Interested parties may want to check out the following video:

"Why are these 32 symbols found in caves all over Europe | Genevieve von Petzinger":

https://www.youtube.com/watch?v=hJnEQCMA5Sg

Or, fast forward to this point to see the 32 symbols:

https://youtu.be/hJnEQCMA5Sg?t=403

Also, here is a great tutorial page for people who are new to stack-based languages:

https://skilldrick.github.io/easyforth/

Anyway, Uiua looks very nice!

1 comments

Speaking of ancient hieroglyphs, there is a long lineage of symbol-based languages and it is interesting to follow their ebb and flow over time: APL is one of the oldest languages, existing alongside contemporaries like COBOL. In the ancient mainframe era when everything was up for grabs and few things felt set in stone (including character encodings and the format of punch cards, and the sorts of keyboards used to punch those cards) APL was there trying to save punch card space (but not keyboard space, there were some huge APL-focused keyboards) by using a heavily math notation-influenced symbolic language.

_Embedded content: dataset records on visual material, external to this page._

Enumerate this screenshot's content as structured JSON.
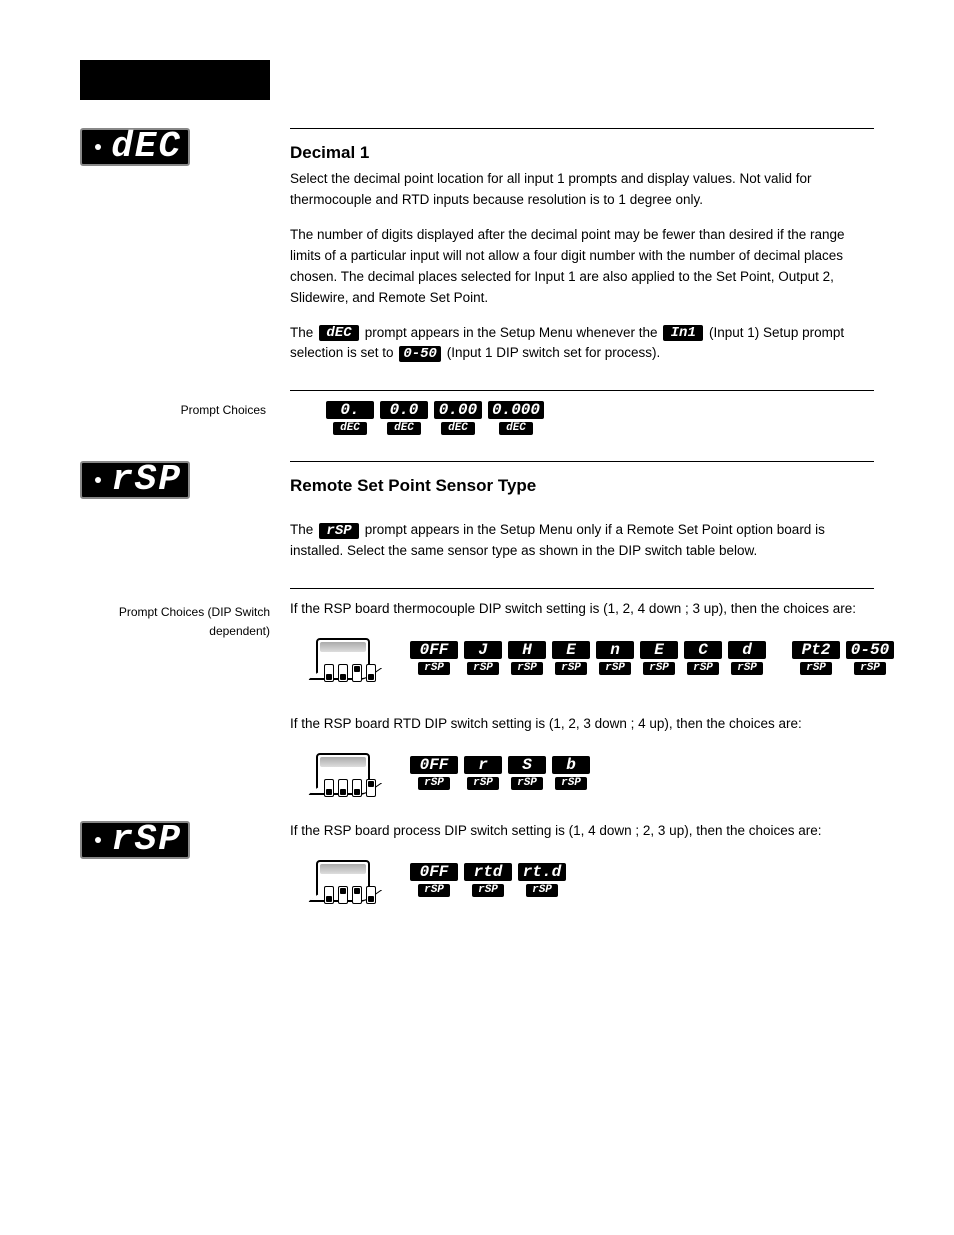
{
  "chips_big": {
    "dec": "dEC",
    "rsp": "rSP",
    "rsp2": "rSP"
  },
  "section_decimal": {
    "title": "Decimal 1",
    "p1": "Select the decimal point location for all input 1 prompts and display values. Not valid for thermocouple and RTD inputs because resolution is to 1 degree only.",
    "p2": "The number of digits displayed after the decimal point may be fewer than desired if the range limits of a particular input will not allow a four digit number with the number of decimal places chosen. The decimal places selected for Input 1 are also applied to the Set Point, Output 2, Slidewire, and Remote Set Point.",
    "p3_pre": "The",
    "p3_chip": "dEC",
    "p3_mid": "prompt appears in the Setup Menu whenever the",
    "p3_chip2": "In1",
    "p3_tail": "(Input 1) Setup prompt selection is set to",
    "p3_chip3": "0-50",
    "p3_last": "(Input 1 DIP switch set for process)."
  },
  "decimal_tokens": {
    "label": "Prompt Choices",
    "opts": [
      "0.",
      "0.0",
      "0.00",
      "0.000"
    ],
    "sub": "dEC"
  },
  "section_rsp": {
    "title": "Remote Set Point Sensor Type",
    "p1_pre": "The",
    "p1_chip": "rSP",
    "p1_mid": "prompt appears in the Setup Menu only if a Remote Set Point option board is installed. Select the same sensor type as shown in the DIP switch table below.",
    "label": "Prompt Choices (DIP Switch dependent)",
    "tc_caption": "If the RSP board thermocouple DIP switch setting is (1, 2, 4 down ; 3 up), then the choices are:",
    "tc_opts": [
      "0FF",
      "J",
      "H",
      "E",
      "n",
      "E",
      "C",
      "d",
      "Pt2",
      "0-50"
    ],
    "rtd_caption": "If the RSP board RTD DIP switch setting is (1, 2, 3 down ; 4 up), then the choices are:",
    "rtd_opts": [
      "0FF",
      "r",
      "S",
      "b"
    ],
    "proc_caption": "If the RSP board process DIP switch setting is (1, 4 down ; 2, 3 up), then the choices are:",
    "proc_opts": [
      "0FF",
      "rtd",
      "rt.d"
    ],
    "sub": "rSP"
  },
  "dip_patterns": {
    "tc": [
      "down",
      "down",
      "up",
      "down"
    ],
    "rtd": [
      "down",
      "down",
      "down",
      "up"
    ],
    "proc": [
      "down",
      "up",
      "up",
      "down"
    ]
  },
  "colors": {
    "bg": "#ffffff",
    "fg": "#000000",
    "chip_border": "#888888"
  }
}
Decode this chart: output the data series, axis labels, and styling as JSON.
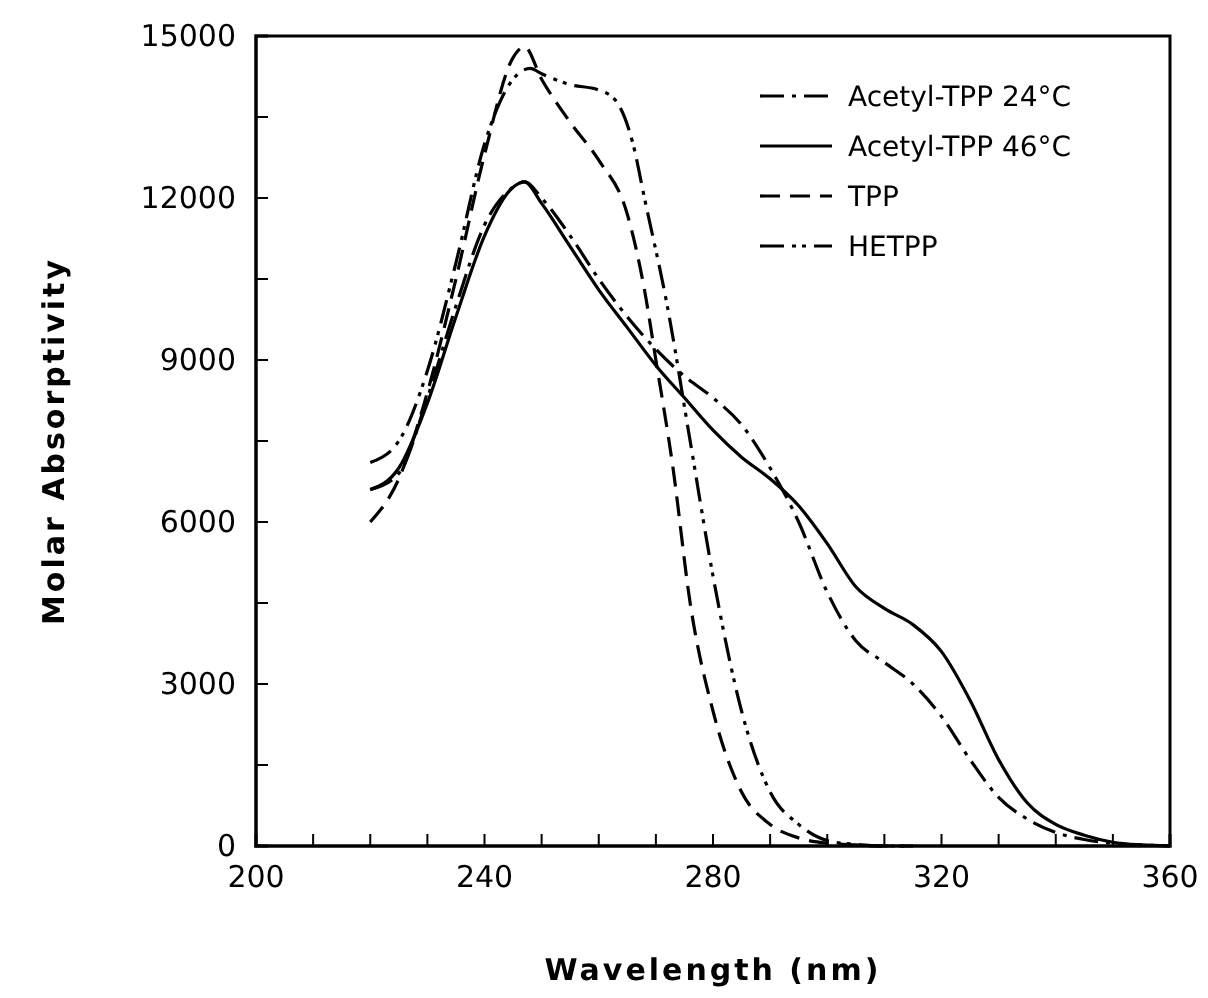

Of course, as such things go, APL's appeal fell as the mainframe world settled on EBCDIC or ASCII (depending on if you were an IBM shop or not) as a "universal" character encoding and also as saving punch card space was less of a problem as other storage systems became more prominent.

Uiua seems a fun "emoji-native" take on "your grandmother's" APL. (BQN is generally cited as among the first "Unicode-native" in the APL family. Beyond the stack language changes as neither APL nor BQN are stack languages, Uiua swaps some niftier emoji-based choices for operators that feel fresher and less "ancient math hieroglyphics" and little bit more "texting your modern friend who in this case is a computer" hieroglyphics.)

It is a fun "emoji-native" take, but I think "fun" almost sells it short.

It feels like there really is something special about how the combination of all the little things make it more than the sum of its parts. On a language level therews a stack + absence of operator overloading + simple array model to make it easier to reason about. On an interface level there is word-based input with autoformatting, and a zero-install web-based interface with reminder tooltips and clickable links.

The examples are a lot easier for me to read through than with other array languages I've tried. And I've seriously tried both Dyalog and BQN! I think they're brilliant, but something just refuses to click in my brain for them.